The purpose of synchronous designs is to minimize the overhead of the handshaking that asynchronous designs bring with them. There is no other meaningful difference between them, really.
The netlist simulation of visual6502.org [1] works like this, it basically runs the simulation in a loop until the node network reaches a steady state, which means the current clock cycle is 'done'. This is a C port of that inner loop [2].

[1] http://visual6502.org/JSSim/index.html

[2] https://github.com/mist64/perfect6502/blob/268d16647c6b9cb0c...

>This is why it's probably a good idea to work with a HDL instead of just trying to wing it.

During my CE studies I got hooked heavily on FPGAs and HDLs, but the amount of times I actually ran into a timing problem, which only occured on hardware, because of these delays, can be counted on one hand. Playing around with this crap since about 2018. The worst one was where I got clock domain crossing wrong while trying to get DDR3 RAM working for my master thesis. It worked flawless in simulation. Took me weeks to find the wrong status signal

Yes, they can be a serious problem. Yes, you should know about it. But no, it's not necessary

I'm trying to think of how you could simulate the non-instantaneous/clocked aspect of it in code without using an HDL, so you could write a more accurate simulator in a familiar language. I'm thinking you'd want each gate to store its value on the current clock tick, then you'd have a RunTick() function or something which uses the previous values to calculate the new values on the current tick for everything, then stores those new values.
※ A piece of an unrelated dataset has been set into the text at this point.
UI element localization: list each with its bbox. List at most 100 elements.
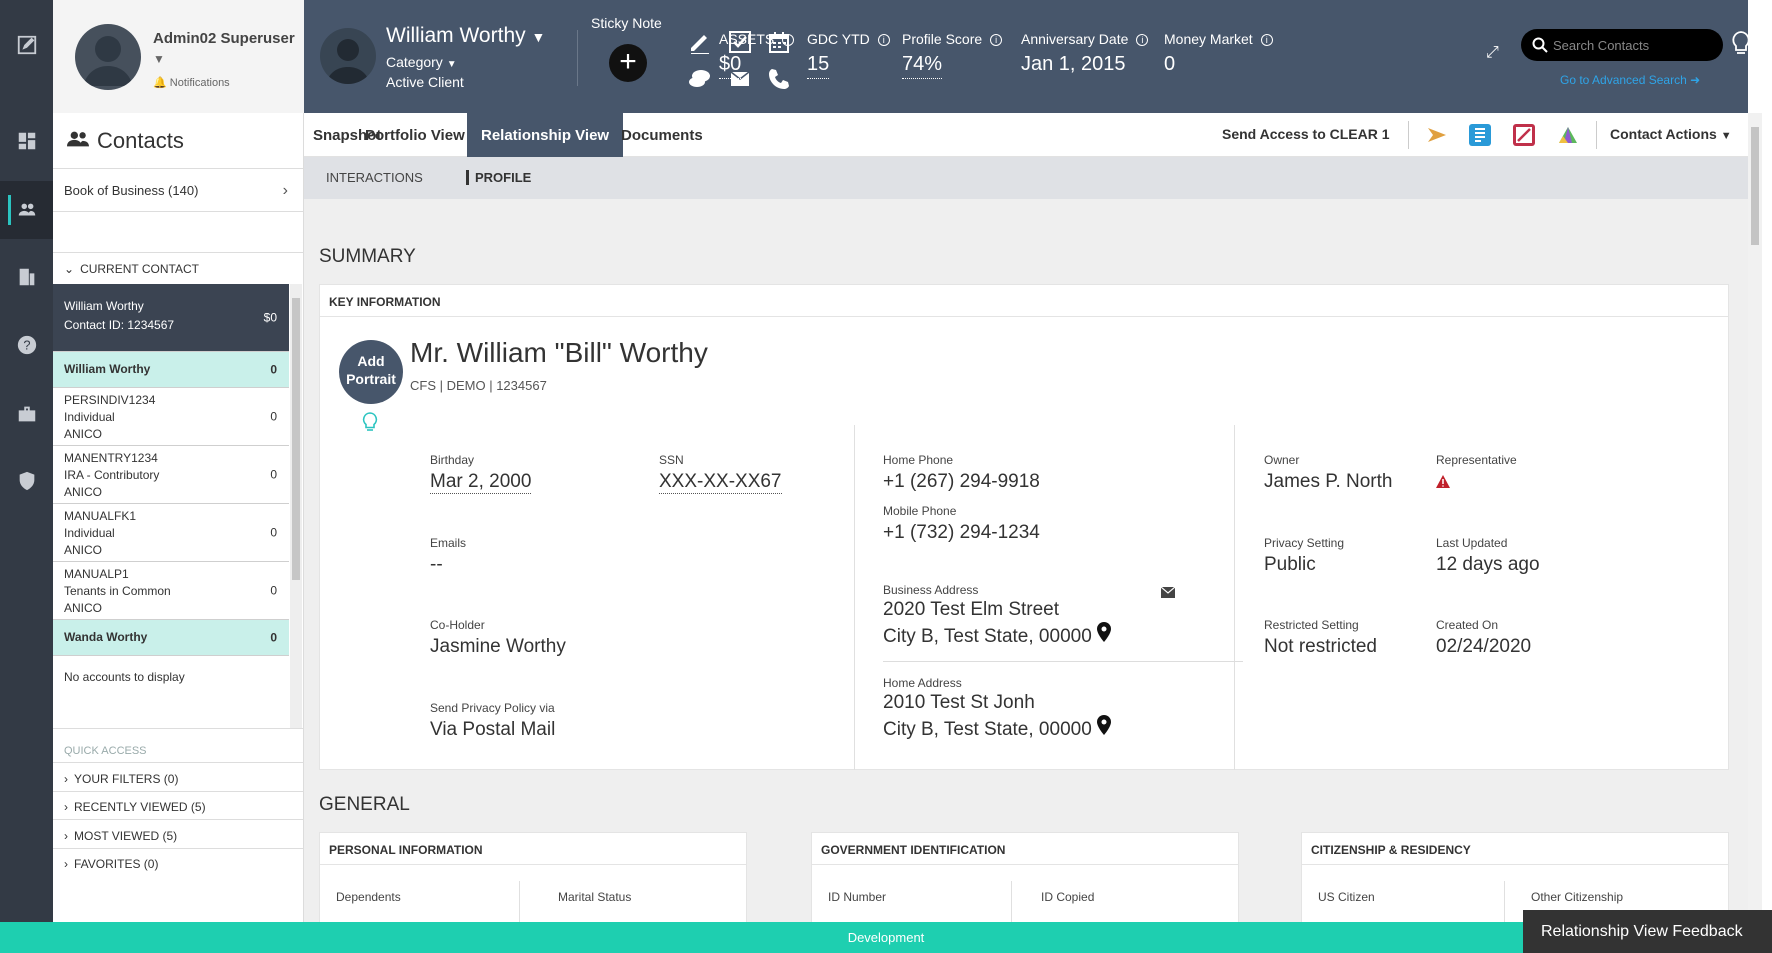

I'm not sure how that'd work for an SR latch, a gated SR latch, or a D flip-flop, if you wanted to model those at a gate level; would you have to model those as primitives?

EDIT: After a bit of thinking and bouncing ideas off of ChatGPT, one approach might be to have an SR latch that gets initialized to some arbitrary valid output, which can then use that starting output to calculate future states. From there, you could build up more complicated elements.

Or you can build a computer on a breadboard: https://www.youtube.com/playlist?list=PLowKtXNTBypGqImE405J2...

I did this and not only was it great fun it taught me loads about clocks and busses etc. that was all magic before.

But there exists clockless architectures.
Is clockless useful in the face of modern ASIC tools? Not that you were suggesting in either direction, but it's been something in the back of my head for a while now.

Sure, there's a slight power and latency advantage in avoiding flip flops themselves but every tool has slack stealing and so the core advantage everyone seems to claim clockless (that is, the ability to have different latencies for all your different pipelines) isn't that unique anymore and hasn't been for a long time. Is it dead, can I stop worrying about the async demons :)

There's also things like a CMOS Z80 coupled with static ram. Where you still deal with propagation delay, but you can single step the clock and everything works like you expect. Mentioned, as it would fit pretty well in the code model the linked project implements.